Thiol protein levels are without doubt one of the most significant markers of oxidative stress. Only low thiol levels are significant. Thiol proteins, which contain a sulfur atom, act as exceptionally potent ‘buffers’ in the blood .During periods of significant oxidative stress, thiols restore ‘redox’ (reduction-oxidation) balance by eliminating free radicals .Thiols oxidize and are then eliminated; lowered thiol levels are therefore a marker of oxidative stress. Extremely low thiol levels are most often evidence of past and/or chronic oxidative stress. Low thiol levels are also considered an indirect marker of protein oxidation.
Urinary 8-hydroxydeoxyguanosine (8OHdG) levels
8OHdG is a molecule which is eliminated in our urine. It is specific to oxidative attacks, and is easy to detect. A major European study has shown a strong correlation between lymphocyte 8OHdG levels and cardiovascular mortality in young men.
Urinary hormonal profile
From 30 to 70 years old, cortisol secretion increases by 50% while DHEA secretion decreases by 90%.The ratio of cortisol to DHEA is very useful.
Urinary pentosidine and furosine levels
Urinary levels increase with age and indicate glycation.

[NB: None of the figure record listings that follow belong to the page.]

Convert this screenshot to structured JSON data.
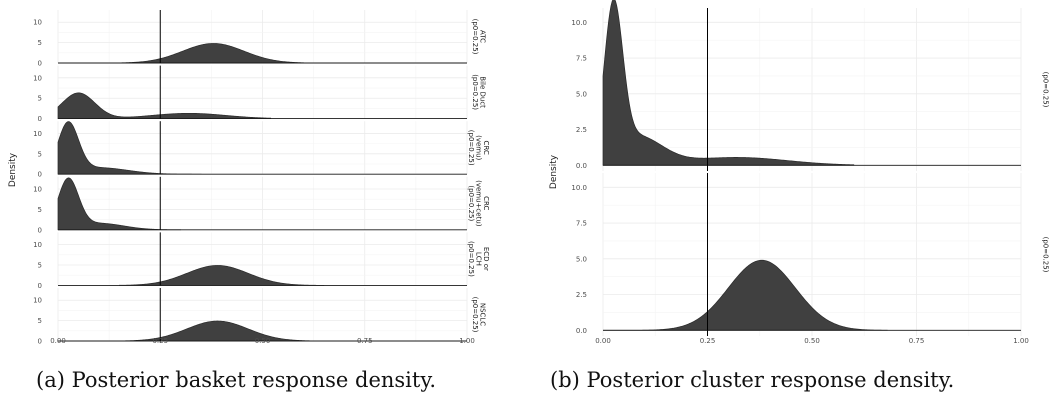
{
  "captions": {
    "a": "(a) Posterior basket response density.",
    "b": "(b) Posterior cluster response density."
  },
  "chart_data": [
    {
      "type": "area",
      "ylabel": "Density",
      "xlim": [
        0,
        1
      ],
      "x_ticks": [
        "0.00",
        "0.25",
        "0.50",
        "0.75",
        "1.00"
      ],
      "reference_line_x": 0.25,
      "grid": true,
      "panels": [
        {
          "strip": [
            "ATC",
            "(p0=0.25)"
          ],
          "ylim": [
            0,
            13
          ],
          "y_ticks": [
            0,
            5,
            10
          ],
          "components": [
            {
              "mean": 0.38,
              "sd": 0.075,
              "peak": 4.8
            }
          ],
          "support": [
            0.03,
            0.6
          ]
        },
        {
          "strip": [
            "Bile Duct",
            "(p0=0.25)"
          ],
          "ylim": [
            0,
            13
          ],
          "y_ticks": [
            0,
            5,
            10
          ],
          "components": [
            {
              "mean": 0.05,
              "sd": 0.04,
              "peak": 6.3
            },
            {
              "mean": 0.32,
              "sd": 0.09,
              "peak": 1.3
            }
          ],
          "support": [
            0.0,
            0.52
          ]
        },
        {
          "strip": [
            "CRC",
            "(vemu)",
            "(p0=0.25)"
          ],
          "ylim": [
            0,
            13
          ],
          "y_ticks": [
            0,
            5,
            10
          ],
          "components": [
            {
              "mean": 0.025,
              "sd": 0.025,
              "peak": 12.0
            },
            {
              "mean": 0.1,
              "sd": 0.07,
              "peak": 1.6
            }
          ],
          "support": [
            0.0,
            0.35
          ]
        },
        {
          "strip": [
            "CRC",
            "(vemu+cetu)",
            "(p0=0.25)"
          ],
          "ylim": [
            0,
            13
          ],
          "y_ticks": [
            0,
            5,
            10
          ],
          "components": [
            {
              "mean": 0.025,
              "sd": 0.025,
              "peak": 12.0
            },
            {
              "mean": 0.1,
              "sd": 0.06,
              "peak": 1.6
            }
          ],
          "support": [
            0.0,
            0.3
          ]
        },
        {
          "strip": [
            "ECD or",
            "LCH",
            "(p0=0.25)"
          ],
          "ylim": [
            0,
            13
          ],
          "y_ticks": [
            0,
            5,
            10
          ],
          "components": [
            {
              "mean": 0.39,
              "sd": 0.075,
              "peak": 4.9
            }
          ],
          "support": [
            0.15,
            0.65
          ]
        },
        {
          "strip": [
            "NSCLC",
            "(p0=0.25)"
          ],
          "ylim": [
            0,
            13
          ],
          "y_ticks": [
            0,
            5,
            10
          ],
          "components": [
            {
              "mean": 0.39,
              "sd": 0.075,
              "peak": 4.9
            }
          ],
          "support": [
            0.15,
            0.65
          ]
        }
      ]
    },
    {
      "type": "area",
      "ylabel": "Density",
      "xlim": [
        0,
        1
      ],
      "x_ticks": [
        "0.00",
        "0.25",
        "0.50",
        "0.75",
        "1.00"
      ],
      "reference_line_x": 0.25,
      "grid": true,
      "panels": [
        {
          "strip": [
            "(p0=0.25)"
          ],
          "ylim": [
            -0.4,
            11.0
          ],
          "y_ticks": [
            "0.0",
            "2.5",
            "5.0",
            "7.5",
            "10.0"
          ],
          "components": [
            {
              "mean": 0.025,
              "sd": 0.022,
              "peak": 10.3
            },
            {
              "mean": 0.08,
              "sd": 0.06,
              "peak": 2.0
            },
            {
              "mean": 0.32,
              "sd": 0.12,
              "peak": 0.55
            }
          ],
          "support": [
            0.0,
            0.6
          ]
        },
        {
          "strip": [
            "(p0=0.25)"
          ],
          "ylim": [
            -0.4,
            11.0
          ],
          "y_ticks": [
            "0.0",
            "2.5",
            "5.0",
            "7.5",
            "10.0"
          ],
          "components": [
            {
              "mean": 0.38,
              "sd": 0.08,
              "peak": 4.9
            }
          ],
          "support": [
            0.0,
            0.68
          ]
        }
      ]
    }
  ]
}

Today, we can precisely evaluate your dietary intolerances by using a blood test which will hunt down the IgG (Immunoglobulin G) type antibodies present in your blood. Every kind of food can be tested, and if your body treats it as an ‘antigen’, it will produce corresponding antibodies. In this way, certain labs can detect your intolerances from a selection of more than 300 foods (Imupro300).

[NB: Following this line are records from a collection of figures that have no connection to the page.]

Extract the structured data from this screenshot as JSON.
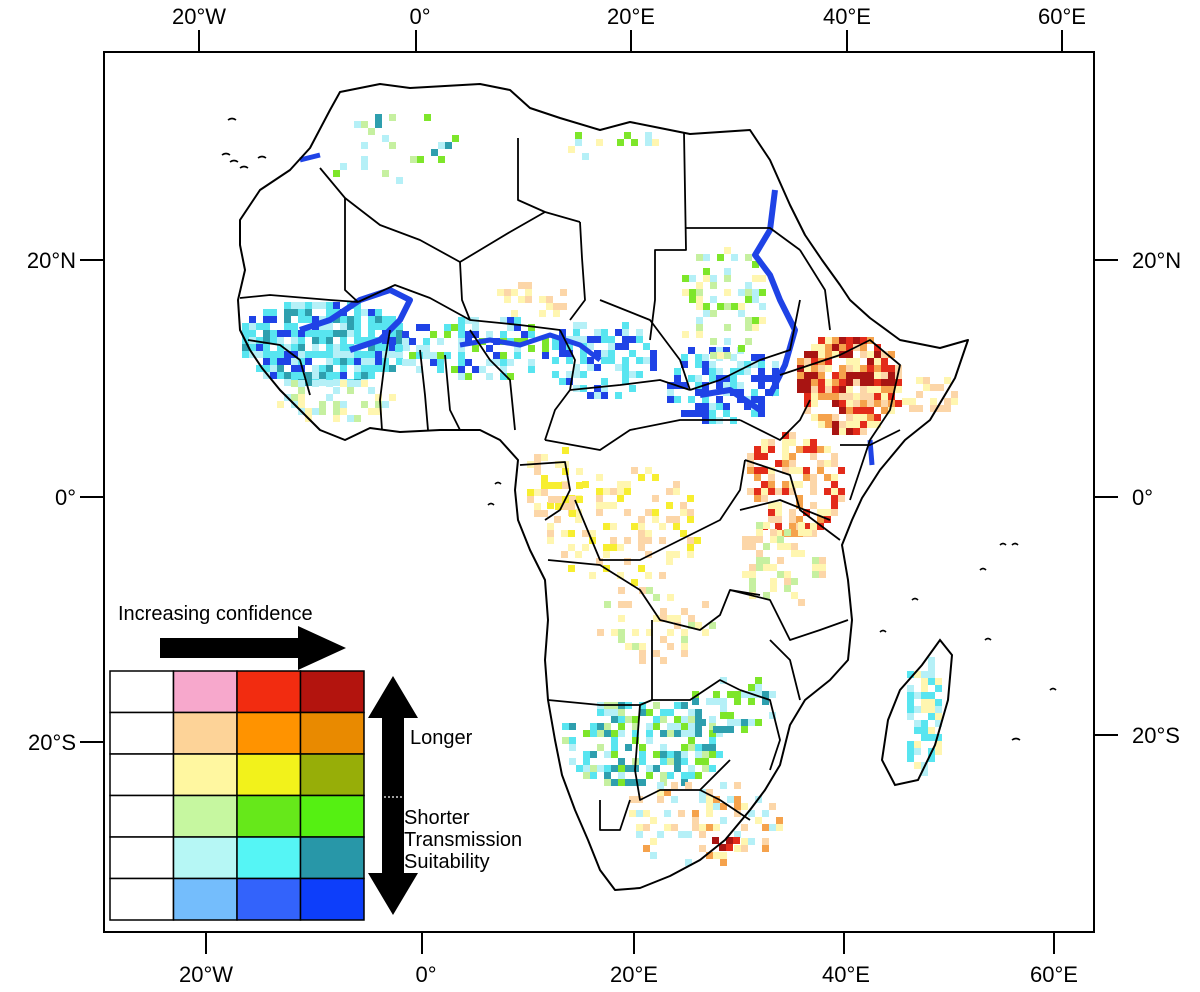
{
  "axes": {
    "top_labels": [
      "20°W",
      "0°",
      "20°E",
      "40°E",
      "60°E"
    ],
    "bottom_labels": [
      "20°W",
      "0°",
      "20°E",
      "40°E",
      "60°E"
    ],
    "left_labels": [
      "20°N",
      "0°",
      "20°S"
    ],
    "right_labels": [
      "20°N",
      "0°",
      "20°S"
    ]
  },
  "legend": {
    "confidence_label": "Increasing confidence",
    "longer_label": "Longer",
    "shorter_label": "Shorter",
    "transmission_label": "Transmission",
    "suitability_label": "Suitability",
    "grid_colors": [
      [
        "#ffffff",
        "#f7a8cc",
        "#f22c10",
        "#b3140e"
      ],
      [
        "#ffffff",
        "#fdd398",
        "#ff9300",
        "#e98a00"
      ],
      [
        "#ffffff",
        "#fff7a0",
        "#f2f21b",
        "#97ae08"
      ],
      [
        "#ffffff",
        "#c6f7a0",
        "#66e81a",
        "#55f012"
      ],
      [
        "#ffffff",
        "#b6f7f5",
        "#55f5f5",
        "#2897a8"
      ],
      [
        "#ffffff",
        "#74bdfc",
        "#3363fb",
        "#0d3efa"
      ]
    ]
  },
  "map_colors": {
    "blue": "#1f43e6",
    "light_blue": "#b5f0f7",
    "cyan": "#58e5f0",
    "teal": "#2e9fae",
    "green": "#7ee62a",
    "light_green": "#c6f0a0",
    "yellow": "#f7ee30",
    "light_yellow": "#fff6b0",
    "orange": "#f5a24c",
    "light_orange": "#fcd6a8",
    "red": "#e32b1a",
    "dark_red": "#a81412"
  }
}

Bone densitometry, also known as osteodensitometry or dual-energy absorptiometry, is a medical exam which measures bone density, that is, its mineral content. Low bone density is a strong indicator of the risk of fracture, whether for vertebral compression or hip fractures.
Bone mineral density (BMD) is expressed compared to an average of a normal population of the same age and sex, which makes it possible to assess bone condition compared to the given chronological age.

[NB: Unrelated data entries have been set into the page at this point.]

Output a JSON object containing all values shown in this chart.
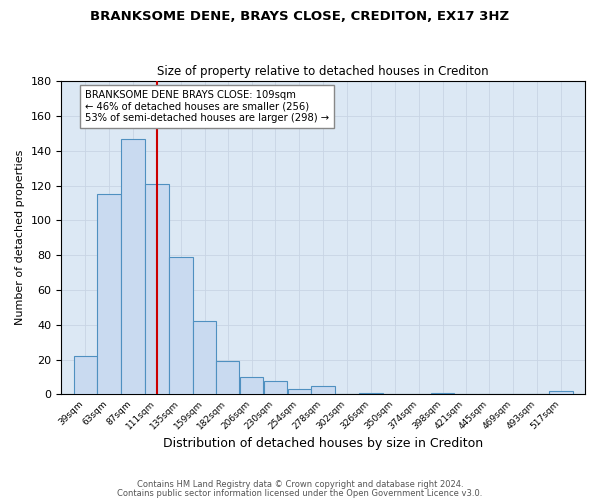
{
  "title": "BRANKSOME DENE, BRAYS CLOSE, CREDITON, EX17 3HZ",
  "subtitle": "Size of property relative to detached houses in Crediton",
  "xlabel": "Distribution of detached houses by size in Crediton",
  "ylabel": "Number of detached properties",
  "bin_labels": [
    "39sqm",
    "63sqm",
    "87sqm",
    "111sqm",
    "135sqm",
    "159sqm",
    "182sqm",
    "206sqm",
    "230sqm",
    "254sqm",
    "278sqm",
    "302sqm",
    "326sqm",
    "350sqm",
    "374sqm",
    "398sqm",
    "421sqm",
    "445sqm",
    "469sqm",
    "493sqm",
    "517sqm"
  ],
  "tick_positions": [
    39,
    63,
    87,
    111,
    135,
    159,
    182,
    206,
    230,
    254,
    278,
    302,
    326,
    350,
    374,
    398,
    421,
    445,
    469,
    493,
    517
  ],
  "counts": [
    22,
    115,
    147,
    121,
    79,
    42,
    19,
    10,
    8,
    3,
    5,
    0,
    1,
    0,
    0,
    1,
    0,
    0,
    0,
    0,
    2
  ],
  "bar_facecolor": "#c9daf0",
  "bar_edgecolor": "#4f90c0",
  "grid_color": "#c8d4e4",
  "bg_color": "#dce8f4",
  "marker_x": 111,
  "marker_color": "#cc0000",
  "annotation_text": "BRANKSOME DENE BRAYS CLOSE: 109sqm\n← 46% of detached houses are smaller (256)\n53% of semi-detached houses are larger (298) →",
  "annotation_box_color": "#ffffff",
  "annotation_box_edge": "#888888",
  "ylim": [
    0,
    180
  ],
  "yticks": [
    0,
    20,
    40,
    60,
    80,
    100,
    120,
    140,
    160,
    180
  ],
  "xlim_left": 15,
  "xlim_right": 541,
  "footer1": "Contains HM Land Registry data © Crown copyright and database right 2024.",
  "footer2": "Contains public sector information licensed under the Open Government Licence v3.0."
}
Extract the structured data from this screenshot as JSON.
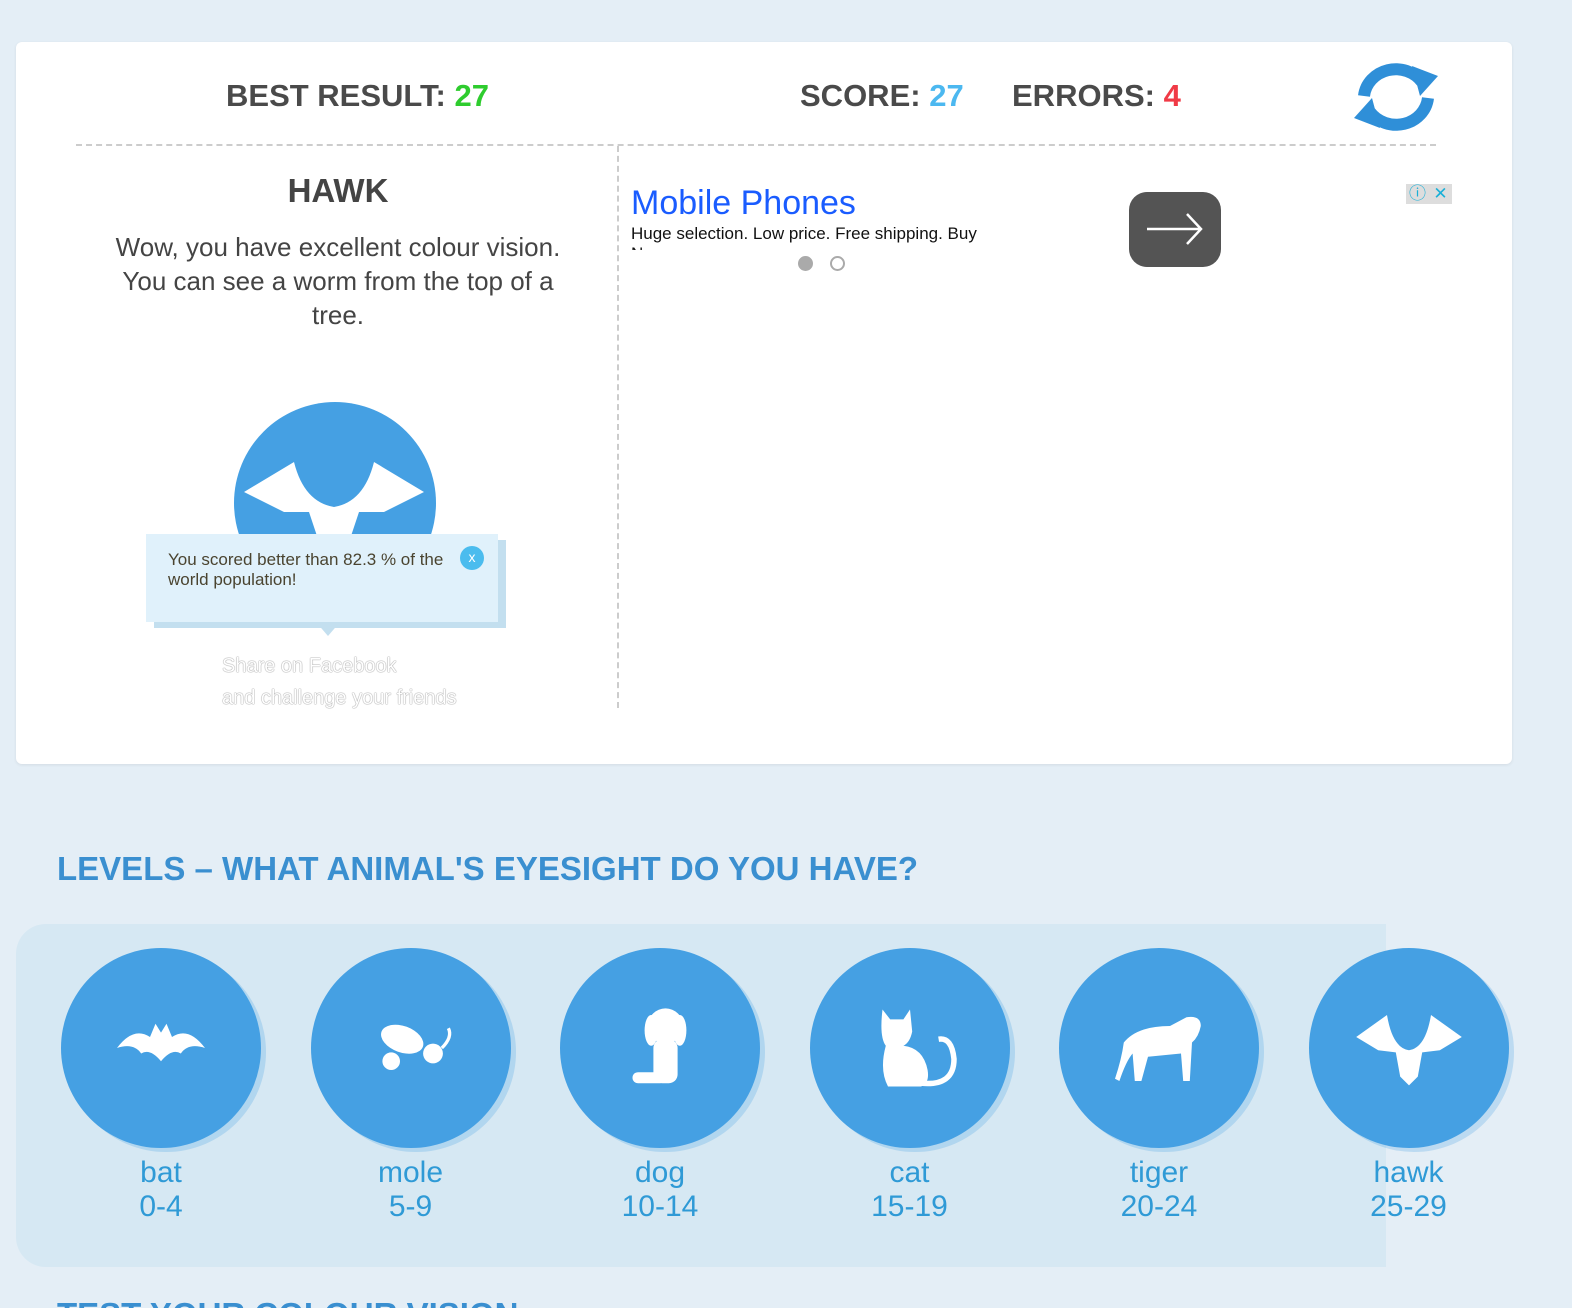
{
  "header": {
    "best_label": "BEST RESULT:",
    "best_value": "27",
    "score_label": "SCORE:",
    "score_value": "27",
    "errors_label": "ERRORS:",
    "errors_value": "4",
    "refresh_icon": "refresh-icon"
  },
  "colors": {
    "green": "#2ecc2e",
    "blue": "#4cb8f0",
    "red": "#f03a46",
    "circle": "#45a0e3",
    "heading": "#3a8fd0"
  },
  "result": {
    "title": "HAWK",
    "description": "Wow, you have excellent colour vision. You can see a worm from the top of a tree.",
    "tooltip": "You scored better than 82.3 % of the world population!",
    "tooltip_close": "x",
    "share_line1": "Share on Facebook",
    "share_line2": "and challenge your friends"
  },
  "ad": {
    "title": "Mobile Phones",
    "text": "Huge selection. Low price. Free shipping. Buy Now"
  },
  "levels": {
    "heading": "LEVELS – WHAT ANIMAL'S EYESIGHT DO YOU HAVE?",
    "items": [
      {
        "name": "bat",
        "range": "0-4"
      },
      {
        "name": "mole",
        "range": "5-9"
      },
      {
        "name": "dog",
        "range": "10-14"
      },
      {
        "name": "cat",
        "range": "15-19"
      },
      {
        "name": "tiger",
        "range": "20-24"
      },
      {
        "name": "hawk",
        "range": "25-29"
      }
    ]
  },
  "next_heading": "TEST YOUR COLOUR VISION"
}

Analyzing telomere length is a key step, not only for scientific research, but also for individuals wishing to monitor how their telomeres evolve during a cellular regeneration protocol. Measuring telomeres for research requires very sophisticated, and therefore costly equipment. For individuals, the most important thing is to measure an average length of the shorter telomeres, rather than measure all of them. Why?
So long as telomeres are still present (down to around 5 000 base pairs) the cell continues to do its work and, more importantly, to divide, avoiding apoptosis and senescence. If we calculate the average of all telomeres, the results may be skewed as, on the one hand, certain cells multiply very frequently, meaning that their telomeres shorten more quickly, and on the other hand, within any given cell family, shortening rates are completely different. Only measuring short telomeres allows us to indirectly evaluate the amount of senescent cells. We suggest you perform this test once a year to evaluate your progress. For now, the only lab which offers this test is in Madrid (www.lifelength.com).